Engineering Design Thinking, Teaching, and Learning

Journal of Engineering Education, Jan 2005 by Dym, Clive L, Agogino, Alice M, Eris, Ozgur, Frey, Daniel D, Leifer, Larry J

ABSTRACT

This paper is based on the premises that the purpose of engineering education is to graduate engineers who can design, and that design thinking is complex. The paper begins by briefly reviewing the history and role of design in the engineering curriculum. Several dimensions of design thinking are then detailed, explaining why design is hard to learn and harder still to teach, and outlining the research available on how well design thinking skills are learned. The currently most-favored pedagogical model for teaching design, project-based learning (PBL), is explored next, along with available assessment data on its success. Two contexts for PBL are emphasized: first-year cornerstone courses and globally dispersed PBL courses. Finally, the paper lists some of the open research questions that must be answered to identify the best pedagogical practices of improving design learning, after which it closes by making recommendations for research aimed at enhancing design learning.

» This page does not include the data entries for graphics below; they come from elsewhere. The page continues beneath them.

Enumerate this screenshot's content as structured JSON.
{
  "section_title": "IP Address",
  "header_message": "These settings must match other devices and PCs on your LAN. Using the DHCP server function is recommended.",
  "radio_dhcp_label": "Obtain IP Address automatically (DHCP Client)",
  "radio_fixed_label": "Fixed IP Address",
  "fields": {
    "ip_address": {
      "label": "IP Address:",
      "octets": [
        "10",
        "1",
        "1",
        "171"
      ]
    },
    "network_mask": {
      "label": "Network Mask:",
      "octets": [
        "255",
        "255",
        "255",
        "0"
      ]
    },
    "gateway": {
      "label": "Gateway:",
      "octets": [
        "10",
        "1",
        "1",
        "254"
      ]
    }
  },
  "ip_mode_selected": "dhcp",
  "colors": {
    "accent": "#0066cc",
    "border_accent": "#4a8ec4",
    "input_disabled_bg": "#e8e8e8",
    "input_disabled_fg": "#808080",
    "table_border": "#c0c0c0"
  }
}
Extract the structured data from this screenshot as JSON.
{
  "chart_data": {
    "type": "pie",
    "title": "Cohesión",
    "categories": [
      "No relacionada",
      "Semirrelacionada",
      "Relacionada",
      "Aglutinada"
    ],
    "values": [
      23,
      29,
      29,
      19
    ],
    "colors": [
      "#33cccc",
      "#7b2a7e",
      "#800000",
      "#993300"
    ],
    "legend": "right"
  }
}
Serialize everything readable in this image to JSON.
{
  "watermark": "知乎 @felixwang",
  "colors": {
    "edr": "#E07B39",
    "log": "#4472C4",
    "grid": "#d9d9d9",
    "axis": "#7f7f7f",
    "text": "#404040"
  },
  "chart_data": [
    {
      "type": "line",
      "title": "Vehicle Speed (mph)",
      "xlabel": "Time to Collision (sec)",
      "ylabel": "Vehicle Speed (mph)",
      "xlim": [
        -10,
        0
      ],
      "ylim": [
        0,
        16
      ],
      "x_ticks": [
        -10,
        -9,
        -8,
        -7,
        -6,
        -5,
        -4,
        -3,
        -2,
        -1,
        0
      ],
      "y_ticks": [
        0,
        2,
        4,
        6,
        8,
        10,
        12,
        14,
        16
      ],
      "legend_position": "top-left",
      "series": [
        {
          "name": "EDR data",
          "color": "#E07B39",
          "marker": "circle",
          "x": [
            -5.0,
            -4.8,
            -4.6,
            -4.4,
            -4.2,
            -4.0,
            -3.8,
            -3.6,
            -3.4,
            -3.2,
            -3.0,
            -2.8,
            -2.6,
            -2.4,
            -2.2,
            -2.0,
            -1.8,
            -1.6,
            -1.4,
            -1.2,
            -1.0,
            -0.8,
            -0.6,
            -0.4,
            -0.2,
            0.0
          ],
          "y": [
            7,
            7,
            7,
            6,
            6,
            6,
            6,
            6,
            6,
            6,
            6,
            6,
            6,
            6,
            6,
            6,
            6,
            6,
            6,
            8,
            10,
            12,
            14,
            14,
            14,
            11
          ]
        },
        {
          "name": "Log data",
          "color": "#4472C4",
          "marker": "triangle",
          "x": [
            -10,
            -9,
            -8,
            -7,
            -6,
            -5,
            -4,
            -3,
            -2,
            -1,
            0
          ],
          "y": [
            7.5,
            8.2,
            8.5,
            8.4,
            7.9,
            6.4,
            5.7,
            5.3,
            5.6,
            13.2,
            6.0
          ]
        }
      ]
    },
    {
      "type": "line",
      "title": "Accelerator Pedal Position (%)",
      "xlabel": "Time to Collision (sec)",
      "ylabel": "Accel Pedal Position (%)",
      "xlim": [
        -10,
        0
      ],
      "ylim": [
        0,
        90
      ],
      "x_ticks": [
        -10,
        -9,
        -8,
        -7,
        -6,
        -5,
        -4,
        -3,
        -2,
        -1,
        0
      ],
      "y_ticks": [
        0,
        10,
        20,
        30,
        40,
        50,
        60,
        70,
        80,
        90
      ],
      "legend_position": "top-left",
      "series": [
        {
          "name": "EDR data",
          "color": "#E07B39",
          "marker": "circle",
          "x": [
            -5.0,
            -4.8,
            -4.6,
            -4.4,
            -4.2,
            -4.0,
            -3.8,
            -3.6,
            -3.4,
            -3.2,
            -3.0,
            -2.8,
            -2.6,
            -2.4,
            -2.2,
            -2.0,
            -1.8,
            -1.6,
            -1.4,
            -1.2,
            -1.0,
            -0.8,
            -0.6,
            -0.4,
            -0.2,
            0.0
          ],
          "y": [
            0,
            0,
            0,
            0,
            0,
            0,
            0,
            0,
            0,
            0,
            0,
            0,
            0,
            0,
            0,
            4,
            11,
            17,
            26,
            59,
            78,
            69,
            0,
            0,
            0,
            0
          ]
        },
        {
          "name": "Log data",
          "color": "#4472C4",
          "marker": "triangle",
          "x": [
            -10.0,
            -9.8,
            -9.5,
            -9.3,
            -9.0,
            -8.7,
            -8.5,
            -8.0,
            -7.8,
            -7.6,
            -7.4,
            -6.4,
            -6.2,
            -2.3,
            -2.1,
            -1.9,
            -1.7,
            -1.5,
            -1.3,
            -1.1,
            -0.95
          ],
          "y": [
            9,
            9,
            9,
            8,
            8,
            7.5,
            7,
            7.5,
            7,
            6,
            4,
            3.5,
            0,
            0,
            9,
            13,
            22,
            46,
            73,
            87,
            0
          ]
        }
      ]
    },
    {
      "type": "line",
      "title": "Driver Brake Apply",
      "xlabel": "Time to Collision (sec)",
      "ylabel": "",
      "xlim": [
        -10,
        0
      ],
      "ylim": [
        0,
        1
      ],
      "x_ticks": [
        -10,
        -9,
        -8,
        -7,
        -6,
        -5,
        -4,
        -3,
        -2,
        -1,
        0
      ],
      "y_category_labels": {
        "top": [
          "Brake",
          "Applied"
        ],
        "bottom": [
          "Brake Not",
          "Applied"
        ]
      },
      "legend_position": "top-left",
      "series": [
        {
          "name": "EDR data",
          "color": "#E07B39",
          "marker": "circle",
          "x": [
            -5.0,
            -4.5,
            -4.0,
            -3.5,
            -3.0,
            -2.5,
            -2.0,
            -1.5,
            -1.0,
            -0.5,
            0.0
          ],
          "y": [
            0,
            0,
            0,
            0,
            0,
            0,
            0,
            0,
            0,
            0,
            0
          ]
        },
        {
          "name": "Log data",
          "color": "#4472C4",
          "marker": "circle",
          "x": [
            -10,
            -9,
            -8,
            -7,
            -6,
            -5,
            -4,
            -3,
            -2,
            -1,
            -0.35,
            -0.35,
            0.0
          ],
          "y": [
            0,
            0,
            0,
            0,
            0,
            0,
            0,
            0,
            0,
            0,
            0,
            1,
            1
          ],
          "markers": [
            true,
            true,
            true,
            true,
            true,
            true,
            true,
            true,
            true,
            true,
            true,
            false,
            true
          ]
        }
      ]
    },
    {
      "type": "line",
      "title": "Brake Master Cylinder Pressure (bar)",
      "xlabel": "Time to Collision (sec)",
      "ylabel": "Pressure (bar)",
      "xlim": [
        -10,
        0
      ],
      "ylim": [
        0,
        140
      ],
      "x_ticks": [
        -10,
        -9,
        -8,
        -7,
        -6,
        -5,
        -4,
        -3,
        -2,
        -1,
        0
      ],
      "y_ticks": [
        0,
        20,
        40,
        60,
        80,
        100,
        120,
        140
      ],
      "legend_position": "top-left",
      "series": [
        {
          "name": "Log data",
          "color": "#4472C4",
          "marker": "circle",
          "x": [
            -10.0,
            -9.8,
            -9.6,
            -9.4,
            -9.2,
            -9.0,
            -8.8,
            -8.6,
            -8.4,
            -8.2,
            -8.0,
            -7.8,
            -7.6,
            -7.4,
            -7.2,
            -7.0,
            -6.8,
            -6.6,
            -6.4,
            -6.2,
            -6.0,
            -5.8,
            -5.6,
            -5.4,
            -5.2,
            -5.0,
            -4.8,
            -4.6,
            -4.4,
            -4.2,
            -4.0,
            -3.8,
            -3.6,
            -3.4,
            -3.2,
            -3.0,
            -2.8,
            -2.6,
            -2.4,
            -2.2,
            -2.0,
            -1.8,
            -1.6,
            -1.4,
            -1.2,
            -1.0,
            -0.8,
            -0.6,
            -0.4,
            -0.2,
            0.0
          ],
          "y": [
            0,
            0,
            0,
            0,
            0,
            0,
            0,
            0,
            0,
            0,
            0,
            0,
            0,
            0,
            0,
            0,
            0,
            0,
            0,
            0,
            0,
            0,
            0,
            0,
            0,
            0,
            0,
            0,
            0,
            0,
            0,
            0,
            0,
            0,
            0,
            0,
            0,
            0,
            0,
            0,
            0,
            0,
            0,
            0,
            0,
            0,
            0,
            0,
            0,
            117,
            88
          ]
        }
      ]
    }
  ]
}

Keywords: design thinking, project-based learning, cornerstone courses, classroom as laboratory

I. INTRODUCTION

Design is widely considered to be the central or distinguishing activity of engineering [1]. It has also long been said that engineering programs should graduate engineers who can design effective solutions to meet social needs [2]. Despite these facts, the role of design in engineering education remains largely as stated by Evans et al. in 1990: "The subject [of design] seems to occupy the top drawer of a Pandora's box of controversial curriculum matters, a box often opened only as accreditation time approaches. Even 'design' faculty-those often segregated from 'analysis' faculty by the courses they teach-have trouble articulating this elusive creature called design'1 [3]. Design faculty across the country and across a range of educational institutions still feel that the leaders of engineering departments and schools are unable or unwilling to recognize the intellectual complexities and resources demanded to support good design education [4].

Historically, engineering curricula have been based largely on an "engineering science" model over the last five decades, in which engineering is taught only after a solid basis in science and mathematics. (The "engineering science" model is sometimes unfairly characterised as the "Grinter model," an attribution that ignores many other recommendations in the Grinter report [5], some of which are being independently revived today.) The first two years of the curriculum-which in many respects have changed little since the late 1950s [6]-are devoted primarily to the basic sciences, which served as the foundation for two years of "engineering sciences" or "analysis" where students apply scientific principles to technological problems. The resulting engineering graduates were perceived by industry and academia as being unable to practice in industry because of the change of focus from the practical (including drawing and shop) to the theoretical [7]. What is now routinely identified as the capstone (design) course1 eventually became the standard academic response, with the strong encouragement of the ABET engineering accreditation criteria [7]. The capstone course has evolved over the years from "made up" projects devised by faculty to industry-sponsored projects where companies provide "real" problems, along with expertise and financial support [7, 8].

The infusion of first-year design courses-later dubbed cornerstone (design) courses [9] in the 1990s-was motivated by an awareness of the curricular disconnect with first-year students who often did not see any engineering faculty for most of their first two years of study [10, 11]. During this period first-year project and design courses emerged as a means for students to be exposed to some flavor of what engineers actually do [12-14] while enjoying an experience where they could learn the basic elements of the design process by doing real design projects (e.g., [15, 16]).

Though the presence, role, and perception of design in the engineering curriculum have improved markedly in recent years, both design faculty and design practitioners would argue that further improvements are necessary [4, 17]. There have even been formal proposals for curricular goals and assessment measures for design-based curricula (e.g., MIT's Conccive-Design-Implement- Operate (CDIO) initiative [18]). This argument is driven in part by a widespread feeling that the intellectual content of design is consistently underestimated. Thus, section II provides definitions of both engineering and design to set a context for what follows. It then reviews research on design thinking as it relates to how designers think and learn, which is an important reason that design is difficult to teach. Design thinking reflects the complex processes of inquiry and learning that designers perform in a systems context, making decisions as they proceed, often working collaboratively on teams in a social process, and "speaking" several languages with each other (and to themselves). Assessment data on these characterizations are also discussed, although some of that data derives from studies in contexts other than design.